C’est dans le monde des mots que je me sens le plus chez moi.
12 Commentaires
J’aime bien cette comparaison avec une page web pleine de liens…
😉
Je ne suis jamais partie en Asie plus de quelques semaines d’affilée. Pas de séjour au long cours, d’immersion durable, comme toi. Simplement des allers-retours. Des parenthèses d’ailleurs. Mais, chaque fois que je reviens, ce décalage que tu décris si bien me semble s’accentuer un peu plus en moi… Est-ce grave, docteur?
😆
Je ne sais pas si c’est grave, mais j’espère que c’est incurable! 😉 Au fond, je n’échangerais pas ce «décalage» contre la paix d’esprit que je recherche (parfois) si le prix à payer était la sédentarité.
Des parenthèses d’ailleurs, ça fait toujours telllllement de bien! Mais j’avoue que l’idée de me réinstaller à l’étranger pour une longue période ne cesse de me titiller…. T’es pas tentée parfois, toi?
Ben… si! Très très tentée.
J’y songe entre deux parenthèses.
😉
Mais j’ai aussi conscience de l’énorme différence qu’il y a entre voyager pour le plaisir le temps des vacances, et s’installer à l’étranger pour une longue période. Il faudrait, pour commencer, que j’aie un projet un peu plus abouti que la simple envie de voir ailleurs si j’y suis…
😀
Oui, je comprends comment tu te sens. Quand je dis que je “retourne” en Chine, je me trompe toujours un peu – car le fait d’etre Chinois, qui vient de mon entourage familial, n’a rien de semblable d’etre Chinois, qui vient de cet environnement ou tout le monde se bouscule, et la ou tout va si vite, ou la masse de gens (des pages web avec chacunes leurs innombrables liens) donne des resultats parfois surprenants. Bien, bref, je garde toujours cette perspective que ce qu’on fait au Quebec, au Canada meme, se fait a tellement a petite echelle (que dans un sens, on ne devrait jamais se satisfaire du petit!).

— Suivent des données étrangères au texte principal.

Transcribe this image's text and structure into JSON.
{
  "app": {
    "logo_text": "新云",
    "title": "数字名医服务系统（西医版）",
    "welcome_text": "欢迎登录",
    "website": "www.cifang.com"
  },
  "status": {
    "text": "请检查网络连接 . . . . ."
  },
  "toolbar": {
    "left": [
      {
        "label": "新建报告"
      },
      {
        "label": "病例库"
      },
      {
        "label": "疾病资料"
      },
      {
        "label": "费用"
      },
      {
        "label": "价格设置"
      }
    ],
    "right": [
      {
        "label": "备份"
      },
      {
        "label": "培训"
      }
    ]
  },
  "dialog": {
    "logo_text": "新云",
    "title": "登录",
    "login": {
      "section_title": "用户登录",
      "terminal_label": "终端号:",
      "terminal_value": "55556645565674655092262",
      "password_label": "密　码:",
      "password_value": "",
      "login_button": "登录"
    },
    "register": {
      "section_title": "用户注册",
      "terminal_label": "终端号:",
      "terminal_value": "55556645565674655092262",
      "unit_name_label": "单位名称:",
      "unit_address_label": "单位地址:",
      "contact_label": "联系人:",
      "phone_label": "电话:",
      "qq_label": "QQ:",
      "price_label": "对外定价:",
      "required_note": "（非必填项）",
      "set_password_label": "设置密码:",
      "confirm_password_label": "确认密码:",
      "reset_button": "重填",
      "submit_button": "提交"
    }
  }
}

(Pour qqu qui a fait de l’info, mais aussi de la bio, les societes humaines c’est un peu comme un gros cerveau, un World Wide Web, avec des liens, et de l’information qui se passe, se cree!)
@ Cedric: Désolée, je te réponds 100 ans plus tard! Le fait d’avoir vécu à l’étranger m’a amenée à me questionner beaucoup sur les étrangers (ou ceux qui en ont «l’air») qui vivent dans mon pays d’origine… Je me demande par exemple comment serait la vie de ma fille si on allait s’installer en Asie. Se sentirait-elle plus asiatique? Se sentirait-elle en décalage par rapport à ces parents?
Bien d’accord pour ce qui est de la perspective: mon rapport avec la réussite et avec pas mal d’autres trucs a beaucoup changé depuis que j’ai constaté les différences de «bassins» de population!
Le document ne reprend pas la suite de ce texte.